Moving Seconds
It has been a while since I joined an online challange. This image is for the theme Clocks on
Shutterday. The last couple of days I have been seeking for some nice clocks. Two days ago I was in a printing office to buy tracing paper. I read on strobist.com about
how to make a 10 dollar macro photo studio, so I want to try out myself. At that office I noticed this pretty big and great looking clock, standing one meter above the ground. Unfortunately I didn't had my camera with me but I came back yesterday morning, together with my tripod, bubble level and cable release. Luckily I even caught the moving seconds of the clock.
TECH-INFO: I took
multiple RAW files. There was not so much time, so I only concentrated on composition and getting a good middle exposure. Three shots with each a stop difference was enough apparently. I wanted to do two things: try processing without using DxO Optics Pro and put some movement in a HDR tone mapped image. The latter is something you hardly ever see except for very long exposure with moving water.
Initially I used Photomatrix Pro for
merging into HDR but unfortuantely the result was too noisy and there was still plenty of chromatic aberration, even when using the
reduce options. Also the colors were a bit weird. I tried it again in Photoshop and the result was much better. One day I should try HDR PhotoStudio which promises to do a superb job, especially in handling colors.
The
movements in the result was partly due to Photoshop merging process and also due to some (lucky) timing during photograping. The first exposure contained the first
second hand, the second exposure a moving
second hand (this one got filtered out during merging) and the last exposure the second
second hand.
After merging into a HDR file, I tone mapped it in Photomatrix Pro and further enhanced it in Photoshop. Mainly contrasts in several spots, a square crop and some vignetting.
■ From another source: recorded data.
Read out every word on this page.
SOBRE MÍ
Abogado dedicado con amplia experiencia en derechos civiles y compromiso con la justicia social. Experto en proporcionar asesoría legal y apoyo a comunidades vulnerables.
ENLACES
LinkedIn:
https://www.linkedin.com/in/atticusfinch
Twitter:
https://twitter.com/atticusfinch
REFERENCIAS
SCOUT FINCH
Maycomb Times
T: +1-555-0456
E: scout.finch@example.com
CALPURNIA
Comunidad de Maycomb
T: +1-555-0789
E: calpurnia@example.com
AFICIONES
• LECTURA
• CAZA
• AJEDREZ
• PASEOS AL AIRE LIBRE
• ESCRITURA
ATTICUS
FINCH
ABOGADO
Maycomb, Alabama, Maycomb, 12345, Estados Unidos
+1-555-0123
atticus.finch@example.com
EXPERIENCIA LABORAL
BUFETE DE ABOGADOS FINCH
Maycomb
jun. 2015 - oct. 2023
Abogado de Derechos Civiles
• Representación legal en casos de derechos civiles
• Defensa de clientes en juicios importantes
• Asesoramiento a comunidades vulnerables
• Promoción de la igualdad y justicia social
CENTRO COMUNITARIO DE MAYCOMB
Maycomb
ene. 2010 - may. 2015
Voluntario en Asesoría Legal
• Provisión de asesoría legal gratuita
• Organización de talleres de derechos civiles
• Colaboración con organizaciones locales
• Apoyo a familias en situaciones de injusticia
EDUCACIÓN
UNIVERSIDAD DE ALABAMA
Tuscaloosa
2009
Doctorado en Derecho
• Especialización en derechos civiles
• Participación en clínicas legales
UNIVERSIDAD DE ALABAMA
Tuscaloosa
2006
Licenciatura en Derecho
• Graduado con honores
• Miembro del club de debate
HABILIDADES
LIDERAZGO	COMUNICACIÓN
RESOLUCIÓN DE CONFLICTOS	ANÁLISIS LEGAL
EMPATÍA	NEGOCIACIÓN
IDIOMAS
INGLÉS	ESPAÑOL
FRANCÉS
What follows is for very interested or more advanced Photoshop users (though I wouldn't call myself advanced at all). The twelve stripes and hands were darkened. The easiest way was to use an masked adjustment layer of the curves tool layer in multiply blending mode. You make the mask black and paint white (with your mouse or tablet pen) on the stripes. You make your brush a bit ticker to make it easier and to fully cover each stripe. To avoid getting the white background darker you use the
advanced blending options. There you set in the section
Blend If Gray the underlying layer from 0 to for instance 160, so it only affects the darker parts of the image. I even split the white pointer, using the ALT key, into 154 and 167 for a gradual change. These options are very handy to do more advanced editing in a very comfortable way.
Of course you can achieve the exact same effect by just dodging or burning on exactly the right places. It's just much slower and more cumbersome.